Management of labour Flashcards
(74 cards)
What risks are associated with VBAC?
perinatal death
hypoxic ischaemic encephalopathy
uterine rupture
Blood transfusion or endometritis
How would you repair an anorectal mucosal tear?
3-0 vicryl continuous/interrupted sutures (polyglactin)
What is the recommended dose of oxytocin for vaginal delivery?
10iu IM
What is the recommended dose of oxytocin for caesarean section?
5iu by slow IV injection
By how much do prophylactic oxytocics reduce the risk of PPH?
60%
What are the indications for fetal blood sampling in labour?
cervix >3cm dilated and
1) pathological ctg
or
2)Suspected acidosis in labour
What are the contraindications to FBS?
Fetal compromise
Active maternal infection
prematurity <34weeks
Fetal coagulopathy
What is a normal, borderline and abnormal pH for an FBS?

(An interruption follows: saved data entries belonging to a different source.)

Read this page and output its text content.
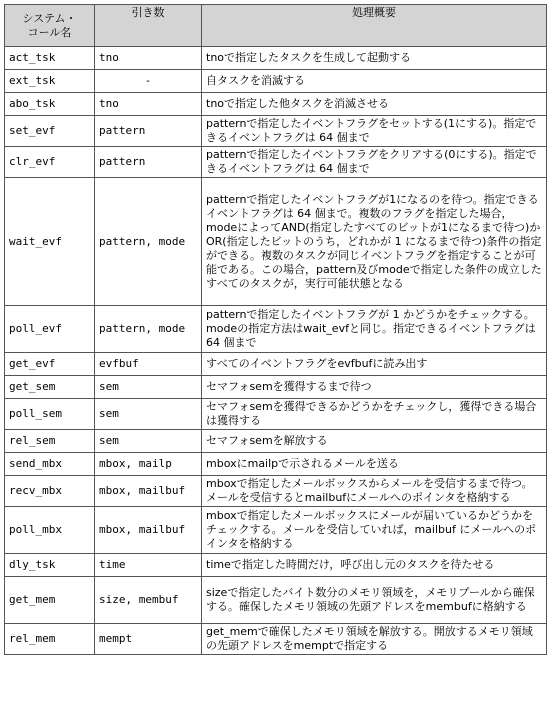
システム・
コール名	引き数	処理概要
act_tsk	tno	tnoで指定したタスクを生成して起動する
ext_tsk	-	自タスクを消滅する
abo_tsk	tno	tnoで指定した他タスクを消滅させる
set_evf	pattern	patternで指定したイベントフラグをセットする(1にする)。指定できるイベントフラグは 64 個まで
clr_evf	pattern	patternで指定したイベントフラグをクリアする(0にする)。指定できるイベントフラグは 64 個まで
wait_evf	pattern, mode	patternで指定したイベントフラグが1になるのを待つ。指定できるイベントフラグは 64 個まで。複数のフラグを指定した場合，modeによってAND(指定したすべてのビットが1になるまで待つ)かOR(指定したビットのうち，どれかが 1 になるまで待つ)条件の指定ができる。複数のタスクが同じイベントフラグを指定することが可能である。この場合，pattern及びmodeで指定した条件の成立したすべてのタスクが，実行可能状態となる
poll_evf	pattern, mode	patternで指定したイベントフラグが 1 かどうかをチェックする。modeの指定方法はwait_evfと同じ。指定できるイベントフラグは 64 個まで
get_evf	evfbuf	すべてのイベントフラグをevfbufに読み出す
get_sem	sem	セマフォsemを獲得するまで待つ
poll_sem	sem	セマフォsemを獲得できるかどうかをチェックし，獲得できる場合は獲得する
rel_sem	sem	セマフォsemを解放する
send_mbx	mbox, mailp	mboxにmailpで示されるメールを送る
recv_mbx	mbox, mailbuf	mboxで指定したメールボックスからメールを受信するまで待つ。メールを受信するとmailbufにメールへのポインタを格納する
poll_mbx	mbox, mailbuf	mboxで指定したメールボックスにメールが届いているかどうかをチェックする。メールを受信していれば，mailbuf にメールへのポインタを格納する
dly_tsk	time	timeで指定した時間だけ，呼び出し元のタスクを待たせる
get_mem	size, membuf	sizeで指定したバイト数分のメモリ領域を，メモリプールから確保する。確保したメモリ領域の先頭アドレスをmembufに格納する
rel_mem	mempt	get_memで確保したメモリ領域を解放する。開放するメモリ領域の先頭アドレスをmemptで指定する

Normal = pH >7.25 Bordeline = pH 7.21 - 7.24 Abnormal = pH <7.20
Risk of perinatal death with VBAC
2-3 in 10,000
Risk of hypoxic ischaemic encephalopathy with VBAC
8 in 10,000
Risk of uterine rupture with VBAC
24-72 in 10,000
Risk of blood transfusion and endometritis with VBAC
1%
Benefit of VBAC for neonate
Reduces risk of neonatal respiratory problems from 3-4% to 2-3%
What is the frequency of obstetric anal sphincter injuries in nulliparous women?
6%
What is the frequency of obstetric anal sphincter injuries in multiparous women?
1.7%
What is the frequency of obstetric anal sphincter injuries overall?
2.9%
What blood pressure reading would prompt transfer to obstetric led care?
1 reading of diastolic >110 or systolic >160
2 readings over 30 mins diastolic >90 or systolic >140
Or protein++ on urinalysis and either diastolic >90 or systolic >140
What are the main causes of meconium stained liquour?
Maturity - late gestation >40 weeks
Fetal distress
Fetal hypoxia
When would a H2 receptor antagonist be offered?
Never routinely
If risk factors suggest GA is a possibility
If woman receives opioids
If you give iv or im opioid, what else should you give?
An antiemetic
What stage of labour is an epidural likely to prolong?
Second stage
What are the risks of an epidural?
longer second stage, more likely to require vaginal instrumentation, more likely to be less mobile, will need IV access and additional monitoring
How do you manage a women with regional anaesthesia who is fully dilated?
If urge to push or head visible - continue to second stage
if no urge to push or head not visible - wait one hour or longer
Second stage should be initiated within 4 hours
what regional analgesia is used when rapid analgesia is required?